目前国内对枯草芽孢杆菌的液体发酵进行了一些研究,郝林华等(2006)报道了枯草芽孢杆菌液体发酵条件;沈智华等(2005)报道了枯草芽孢杆菌B115的优化培养条件;张丽霞等(2006)报道了枯草芽孢杆菌发酵培养基的优化;钱风光等报道了生防菌枯草芽孢杆菌BS25在3L发酵罐中的发酵工艺优化(2009)。
例如:中国专利(200510126210.6)一种用于微生物肥料的芽孢杆菌液的同步发酵方法本发明涉及一种用于微生物肥料的芽孢杆菌液的同步发酵方法,其为在发酵罐生产过程中,将菌种的芽孢种子液,在种子罐上直接进行高温接种和高温处理。本发明的方法可分别使成熟芽孢的同步形成率达到90~99%,一般可缩短发酵周期6个小时左右。该方法克服了现有的微生物发酵方法接种的种子液易造成生长起点不一,菌体生长快慢参差不齐,几代同堂,给生产控制带来困难,且芽孢形成率低的缺陷,并可在大规模的液体发酵条件下,使之同步形成芽孢,并能提高芽孢形成的数量和比例,缩短生产周期的同步发酵方法。
发明内容
本发明先直接用重量百分比W/W为10%±5%纯烟叶浸提的固体培养基,在50℃-60℃培养温度下,分离筛选得到烟叶中本身自带的、具有活性的高温菌株——YN104、YN105、YN91,YN113、YN114菌株,然后再使用该菌种生产微生物制剂。

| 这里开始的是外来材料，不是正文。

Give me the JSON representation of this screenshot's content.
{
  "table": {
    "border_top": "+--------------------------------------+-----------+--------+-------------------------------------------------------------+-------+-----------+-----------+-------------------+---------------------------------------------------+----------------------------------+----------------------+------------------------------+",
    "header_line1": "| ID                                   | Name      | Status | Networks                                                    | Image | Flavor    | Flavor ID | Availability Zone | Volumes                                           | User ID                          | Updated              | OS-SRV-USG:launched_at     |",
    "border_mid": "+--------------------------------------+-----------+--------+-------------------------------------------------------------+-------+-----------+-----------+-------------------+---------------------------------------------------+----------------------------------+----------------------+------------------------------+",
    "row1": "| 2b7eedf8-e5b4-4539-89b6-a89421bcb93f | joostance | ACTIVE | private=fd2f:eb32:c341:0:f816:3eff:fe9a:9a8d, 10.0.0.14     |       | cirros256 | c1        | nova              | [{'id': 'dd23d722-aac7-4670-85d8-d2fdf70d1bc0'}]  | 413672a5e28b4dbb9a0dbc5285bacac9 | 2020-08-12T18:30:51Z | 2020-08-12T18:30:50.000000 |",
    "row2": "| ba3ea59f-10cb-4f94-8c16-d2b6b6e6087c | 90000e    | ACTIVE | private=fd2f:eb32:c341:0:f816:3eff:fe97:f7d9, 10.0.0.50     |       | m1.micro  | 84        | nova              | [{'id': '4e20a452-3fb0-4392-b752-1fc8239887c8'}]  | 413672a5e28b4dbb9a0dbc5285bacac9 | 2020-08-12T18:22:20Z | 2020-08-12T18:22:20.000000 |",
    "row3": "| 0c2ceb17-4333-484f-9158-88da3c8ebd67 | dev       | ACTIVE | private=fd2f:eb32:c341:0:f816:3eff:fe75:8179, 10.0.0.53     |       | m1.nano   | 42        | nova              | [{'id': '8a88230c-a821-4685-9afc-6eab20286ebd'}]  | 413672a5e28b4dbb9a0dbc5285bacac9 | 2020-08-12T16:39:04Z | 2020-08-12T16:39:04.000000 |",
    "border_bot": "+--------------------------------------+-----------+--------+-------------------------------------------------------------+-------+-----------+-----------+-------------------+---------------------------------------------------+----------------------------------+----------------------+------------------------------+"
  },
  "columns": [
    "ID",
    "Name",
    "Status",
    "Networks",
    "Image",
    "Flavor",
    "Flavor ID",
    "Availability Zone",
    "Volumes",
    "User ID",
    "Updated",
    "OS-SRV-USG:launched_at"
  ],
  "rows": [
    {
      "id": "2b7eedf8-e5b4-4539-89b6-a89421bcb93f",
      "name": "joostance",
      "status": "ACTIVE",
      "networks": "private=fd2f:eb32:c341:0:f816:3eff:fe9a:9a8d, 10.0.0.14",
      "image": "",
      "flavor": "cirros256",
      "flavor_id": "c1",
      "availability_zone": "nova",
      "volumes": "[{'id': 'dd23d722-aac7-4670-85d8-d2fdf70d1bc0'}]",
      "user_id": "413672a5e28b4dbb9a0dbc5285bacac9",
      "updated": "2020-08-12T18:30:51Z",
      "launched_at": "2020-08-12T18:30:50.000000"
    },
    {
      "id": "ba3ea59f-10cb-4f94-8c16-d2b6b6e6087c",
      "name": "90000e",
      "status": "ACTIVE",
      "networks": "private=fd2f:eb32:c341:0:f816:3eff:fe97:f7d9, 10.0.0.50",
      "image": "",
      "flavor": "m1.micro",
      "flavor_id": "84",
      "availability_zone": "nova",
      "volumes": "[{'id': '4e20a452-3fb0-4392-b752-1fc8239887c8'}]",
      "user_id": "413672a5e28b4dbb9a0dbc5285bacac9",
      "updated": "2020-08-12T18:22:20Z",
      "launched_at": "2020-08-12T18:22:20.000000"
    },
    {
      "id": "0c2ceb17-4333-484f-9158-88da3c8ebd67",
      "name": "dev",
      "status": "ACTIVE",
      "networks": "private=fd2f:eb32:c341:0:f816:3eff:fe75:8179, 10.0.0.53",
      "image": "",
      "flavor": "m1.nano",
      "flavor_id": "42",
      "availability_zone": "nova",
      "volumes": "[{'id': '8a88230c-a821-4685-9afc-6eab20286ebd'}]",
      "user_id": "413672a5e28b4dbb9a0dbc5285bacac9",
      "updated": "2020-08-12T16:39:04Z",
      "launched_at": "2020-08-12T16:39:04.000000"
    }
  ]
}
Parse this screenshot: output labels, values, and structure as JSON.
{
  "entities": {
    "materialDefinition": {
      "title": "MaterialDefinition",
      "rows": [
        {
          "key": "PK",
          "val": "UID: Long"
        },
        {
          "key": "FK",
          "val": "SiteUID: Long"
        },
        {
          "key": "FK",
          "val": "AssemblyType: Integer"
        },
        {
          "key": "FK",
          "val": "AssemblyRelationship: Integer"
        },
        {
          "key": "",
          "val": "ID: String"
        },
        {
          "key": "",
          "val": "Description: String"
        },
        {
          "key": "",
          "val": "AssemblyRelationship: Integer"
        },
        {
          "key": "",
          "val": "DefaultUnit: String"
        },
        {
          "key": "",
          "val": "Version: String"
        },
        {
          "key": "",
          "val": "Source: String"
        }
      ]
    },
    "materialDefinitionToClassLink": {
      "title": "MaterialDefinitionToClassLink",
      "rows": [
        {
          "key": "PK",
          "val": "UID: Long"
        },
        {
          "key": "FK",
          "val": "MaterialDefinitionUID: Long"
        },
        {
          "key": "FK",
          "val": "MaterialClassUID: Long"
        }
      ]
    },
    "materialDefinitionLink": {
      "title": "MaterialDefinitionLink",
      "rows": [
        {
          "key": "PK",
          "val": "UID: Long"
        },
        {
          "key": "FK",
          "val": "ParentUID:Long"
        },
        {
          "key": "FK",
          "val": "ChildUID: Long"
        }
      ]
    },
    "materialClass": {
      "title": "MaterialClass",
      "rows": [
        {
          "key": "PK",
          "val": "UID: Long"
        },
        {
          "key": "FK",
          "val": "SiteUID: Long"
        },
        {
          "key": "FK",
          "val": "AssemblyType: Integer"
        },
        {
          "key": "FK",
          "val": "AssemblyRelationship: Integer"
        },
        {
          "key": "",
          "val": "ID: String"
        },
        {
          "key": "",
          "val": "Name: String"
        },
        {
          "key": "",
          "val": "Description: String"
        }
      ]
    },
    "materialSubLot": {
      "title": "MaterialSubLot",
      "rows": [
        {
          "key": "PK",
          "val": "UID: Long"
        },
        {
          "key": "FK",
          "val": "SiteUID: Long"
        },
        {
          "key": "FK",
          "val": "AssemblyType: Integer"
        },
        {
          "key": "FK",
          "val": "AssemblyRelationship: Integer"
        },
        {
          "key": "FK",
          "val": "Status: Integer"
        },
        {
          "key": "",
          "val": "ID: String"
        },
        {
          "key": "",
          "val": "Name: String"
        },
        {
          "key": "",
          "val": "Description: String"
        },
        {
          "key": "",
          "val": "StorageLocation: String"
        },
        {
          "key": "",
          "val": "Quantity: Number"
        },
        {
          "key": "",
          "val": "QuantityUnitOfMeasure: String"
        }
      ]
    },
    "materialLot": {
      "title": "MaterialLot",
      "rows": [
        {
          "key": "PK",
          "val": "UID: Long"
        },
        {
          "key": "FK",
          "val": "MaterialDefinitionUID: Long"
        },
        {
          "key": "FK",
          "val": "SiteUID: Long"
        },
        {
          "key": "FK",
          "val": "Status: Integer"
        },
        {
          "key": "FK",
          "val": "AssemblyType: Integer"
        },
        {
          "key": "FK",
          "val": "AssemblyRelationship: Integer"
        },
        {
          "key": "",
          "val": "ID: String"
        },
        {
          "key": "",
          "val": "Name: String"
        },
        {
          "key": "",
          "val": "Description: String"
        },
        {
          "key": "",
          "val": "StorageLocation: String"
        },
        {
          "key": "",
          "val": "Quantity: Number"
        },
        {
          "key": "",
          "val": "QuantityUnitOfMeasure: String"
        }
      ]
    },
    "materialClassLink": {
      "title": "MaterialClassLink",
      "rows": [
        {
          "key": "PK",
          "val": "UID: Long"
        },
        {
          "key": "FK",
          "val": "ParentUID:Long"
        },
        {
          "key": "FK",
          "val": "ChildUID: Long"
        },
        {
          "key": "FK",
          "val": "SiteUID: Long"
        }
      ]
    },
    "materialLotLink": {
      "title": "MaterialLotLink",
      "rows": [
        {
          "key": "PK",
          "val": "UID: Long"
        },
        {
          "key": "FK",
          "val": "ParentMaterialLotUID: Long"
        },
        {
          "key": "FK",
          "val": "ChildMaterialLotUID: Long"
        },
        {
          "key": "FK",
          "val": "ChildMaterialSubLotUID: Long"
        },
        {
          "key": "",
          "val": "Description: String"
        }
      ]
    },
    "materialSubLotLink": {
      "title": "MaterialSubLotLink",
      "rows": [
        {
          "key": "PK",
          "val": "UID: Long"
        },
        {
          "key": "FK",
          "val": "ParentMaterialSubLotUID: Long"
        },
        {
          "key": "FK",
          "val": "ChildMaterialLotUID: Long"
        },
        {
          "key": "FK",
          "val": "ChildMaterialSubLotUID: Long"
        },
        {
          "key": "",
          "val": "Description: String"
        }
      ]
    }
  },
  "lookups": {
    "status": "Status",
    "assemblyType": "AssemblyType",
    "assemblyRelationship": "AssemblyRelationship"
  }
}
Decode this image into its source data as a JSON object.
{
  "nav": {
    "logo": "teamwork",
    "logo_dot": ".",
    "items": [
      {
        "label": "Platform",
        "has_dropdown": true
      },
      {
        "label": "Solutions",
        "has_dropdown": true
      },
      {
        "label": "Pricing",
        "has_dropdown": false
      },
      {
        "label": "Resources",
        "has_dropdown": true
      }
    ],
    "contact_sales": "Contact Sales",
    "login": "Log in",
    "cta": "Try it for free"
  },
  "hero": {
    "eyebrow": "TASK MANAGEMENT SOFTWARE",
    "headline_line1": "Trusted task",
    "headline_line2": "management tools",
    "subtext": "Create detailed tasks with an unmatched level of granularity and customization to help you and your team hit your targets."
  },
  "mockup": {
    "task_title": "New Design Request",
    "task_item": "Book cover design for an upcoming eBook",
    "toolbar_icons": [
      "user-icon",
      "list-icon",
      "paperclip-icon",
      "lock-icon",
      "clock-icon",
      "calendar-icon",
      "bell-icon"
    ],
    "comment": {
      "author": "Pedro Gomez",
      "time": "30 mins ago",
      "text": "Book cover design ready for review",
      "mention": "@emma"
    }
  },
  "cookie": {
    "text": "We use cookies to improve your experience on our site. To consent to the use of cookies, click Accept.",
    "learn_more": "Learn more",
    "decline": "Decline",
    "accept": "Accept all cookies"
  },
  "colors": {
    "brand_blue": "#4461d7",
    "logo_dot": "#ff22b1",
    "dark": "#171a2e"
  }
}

本发明烟叶烘烤用微生物制剂生产工艺是:先直接用重量百分比W/W为10%±5%纯烟叶浸提的固体培养基,在50℃-60℃培养温度下,分离筛选得到烟叶中本身自带的、具有活性的高温菌株——YN113、YN105、YN104、YN91,YN114菌株,然后再使用菌该菌生产微生物制剂,具体步骤是:
A、将充分浸泡3-5天废弃烟叶液作为烟叶浸提原液,以体积比计,烟叶浸提原液/自来水按5%-15%的量(V/V)与琼脂(2.5g/100mL)混合,不另添加任何附加成分和调节pH值,在0.11-0.13MPa下25-35分钟高压灭菌后,倒双层平皿,制得纯烟叶浸提液固体平板;
按常规将烟叶样品梯度稀释后,取0.2mL放入纯烟叶浸提液固体平板中,涂布均匀后置50℃-60℃恒温箱培养至菌落出现,分离后得到在高温50℃-60℃还具有生理活性的烟叶表面微生物菌株,制剂生产工艺的菌种;
B、采用上述A步骤分离出的高温芽孢杆菌菌种,按体积比例,用3-5%的接种量接种于在含8±5%(重量/体积)经粉碎处理的废弃烟叶和92±95%自来水,经121-126℃、0.11-0.13MPa下灭菌25-35分钟的发酵培养基中,搅拌速度120-130rpm,维持培养温度在45-55℃,发酵时间40-48h;在发酵结束前2h,按发酵液重量百分比比例,加入0.1%过滤除菌的硫酸锰,继续搅拌至发酵结束;发酵液放罐直接分装容器,密封;即为提供烟叶烘烤用的微生物制剂。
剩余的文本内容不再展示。